The United Kingdom (UK) has advised its citizens residing or visiting Nigeria against going to 19 states in Nigeria during the election period.
In the latest foreign travel advice to its citizens, the UK noted that the movement warning is due to violence, which may arise because of high tension in these states.
The UK noted that the election could be disrupted on very short notice with protests and demonstrations.
The statement said: “Presidential elections will take place in Nigeria on 16 February. In the run up to the elections, protests in Abuja and other Nigerian cities including Adamawa, Akwa Ibom, Imo, Kaduna, Kano, Kwara, Rivers are becoming increasingly frequent. Public gatherings and demonstrations may take place at short notice and have the potential to turn violent. You should avoid rallies, public gatherings and demonstrations, and monitor local media.
“The presidential elections could lead to the disruption of travel as a result of potential curfews or road blocks over the weekend of 16 and 17 February. Travel restrictions could also affect passengers arriving or departing from Lagos and Abuja international airports.”
The states and other places warned against are: Borno, Yobe, Adamawa, Gombe, riverine areas of Delta, Bayelsa, Rivers, Akwa Ibom and Cross River, and within 20km of the border with Niger in Zamfara State.
Others are: Bauchi, Zamfara, Kano, Abia, Kaduna, Jigawa, Katsina, Kogi, within 20km of the border with Niger in Sokoto and Kebbi, non-riverine areas of Delta, Bayelsa and Rivers.
The UK also predicted the possibilities of terrorist attacks and kidnapping in the country.
The newsletter read: “There’s a high threat of kidnap throughout Nigeria. Kidnaps can be motivated by criminality or terrorism and could be carried out for financial or political gain.

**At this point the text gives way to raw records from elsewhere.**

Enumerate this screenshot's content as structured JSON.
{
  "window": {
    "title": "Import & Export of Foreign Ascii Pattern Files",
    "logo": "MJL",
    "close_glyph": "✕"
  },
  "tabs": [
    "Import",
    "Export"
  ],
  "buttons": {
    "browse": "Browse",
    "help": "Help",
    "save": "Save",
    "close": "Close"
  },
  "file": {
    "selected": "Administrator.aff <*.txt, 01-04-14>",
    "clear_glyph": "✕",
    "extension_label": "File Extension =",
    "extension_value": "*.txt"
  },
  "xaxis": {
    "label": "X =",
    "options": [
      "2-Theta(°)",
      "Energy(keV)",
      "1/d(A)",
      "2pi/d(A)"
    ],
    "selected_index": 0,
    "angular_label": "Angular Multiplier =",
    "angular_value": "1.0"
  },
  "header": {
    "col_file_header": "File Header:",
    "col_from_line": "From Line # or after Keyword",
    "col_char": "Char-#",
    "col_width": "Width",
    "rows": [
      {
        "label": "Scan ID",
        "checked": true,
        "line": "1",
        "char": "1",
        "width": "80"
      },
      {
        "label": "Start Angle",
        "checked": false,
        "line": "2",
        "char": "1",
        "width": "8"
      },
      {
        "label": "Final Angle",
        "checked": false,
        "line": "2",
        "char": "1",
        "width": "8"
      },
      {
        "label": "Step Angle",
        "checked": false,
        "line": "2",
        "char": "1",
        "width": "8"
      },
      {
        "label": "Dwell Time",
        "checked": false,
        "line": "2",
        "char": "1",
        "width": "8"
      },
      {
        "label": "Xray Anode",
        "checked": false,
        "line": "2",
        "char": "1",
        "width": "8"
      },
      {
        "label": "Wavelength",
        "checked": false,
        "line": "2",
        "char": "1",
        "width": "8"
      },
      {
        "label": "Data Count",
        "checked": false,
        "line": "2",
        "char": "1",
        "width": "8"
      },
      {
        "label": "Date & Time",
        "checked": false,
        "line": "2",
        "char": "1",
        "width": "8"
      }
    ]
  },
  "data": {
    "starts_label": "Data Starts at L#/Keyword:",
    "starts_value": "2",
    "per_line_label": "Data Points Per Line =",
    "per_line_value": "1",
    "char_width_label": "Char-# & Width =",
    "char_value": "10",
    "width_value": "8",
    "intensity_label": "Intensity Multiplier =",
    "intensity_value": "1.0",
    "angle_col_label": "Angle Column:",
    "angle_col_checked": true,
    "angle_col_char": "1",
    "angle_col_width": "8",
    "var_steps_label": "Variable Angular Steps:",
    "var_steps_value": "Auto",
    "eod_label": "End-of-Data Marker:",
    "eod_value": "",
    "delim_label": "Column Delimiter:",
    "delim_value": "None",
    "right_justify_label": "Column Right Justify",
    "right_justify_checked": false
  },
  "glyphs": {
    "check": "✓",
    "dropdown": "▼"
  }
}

“Terrorists are very likely to try to carry out attacks in Nigeria. Most attacks occur in the north east, particularly in Borno (including central Maiduguri and along access routes connecting the city to other major towns), Yobe, Adamawa and Gombe states. There have also been significant attacks in Kano, Kaduna, Jos and Bauchi states and in the Federal Capital, Abuja.”
The UK advised its citizens to “avoid places where crowds gather, including religious gatherings and places of worship, markets, shopping malls, hotels, bars, restaurants, transport hubs and camps for displaced people”.
It added that attacks could be indiscriminate and could affect western interests, as well as places visited by tourists. Besides Abuja, other major towns and cities remain particularly at risk, including Kano and Kaduna.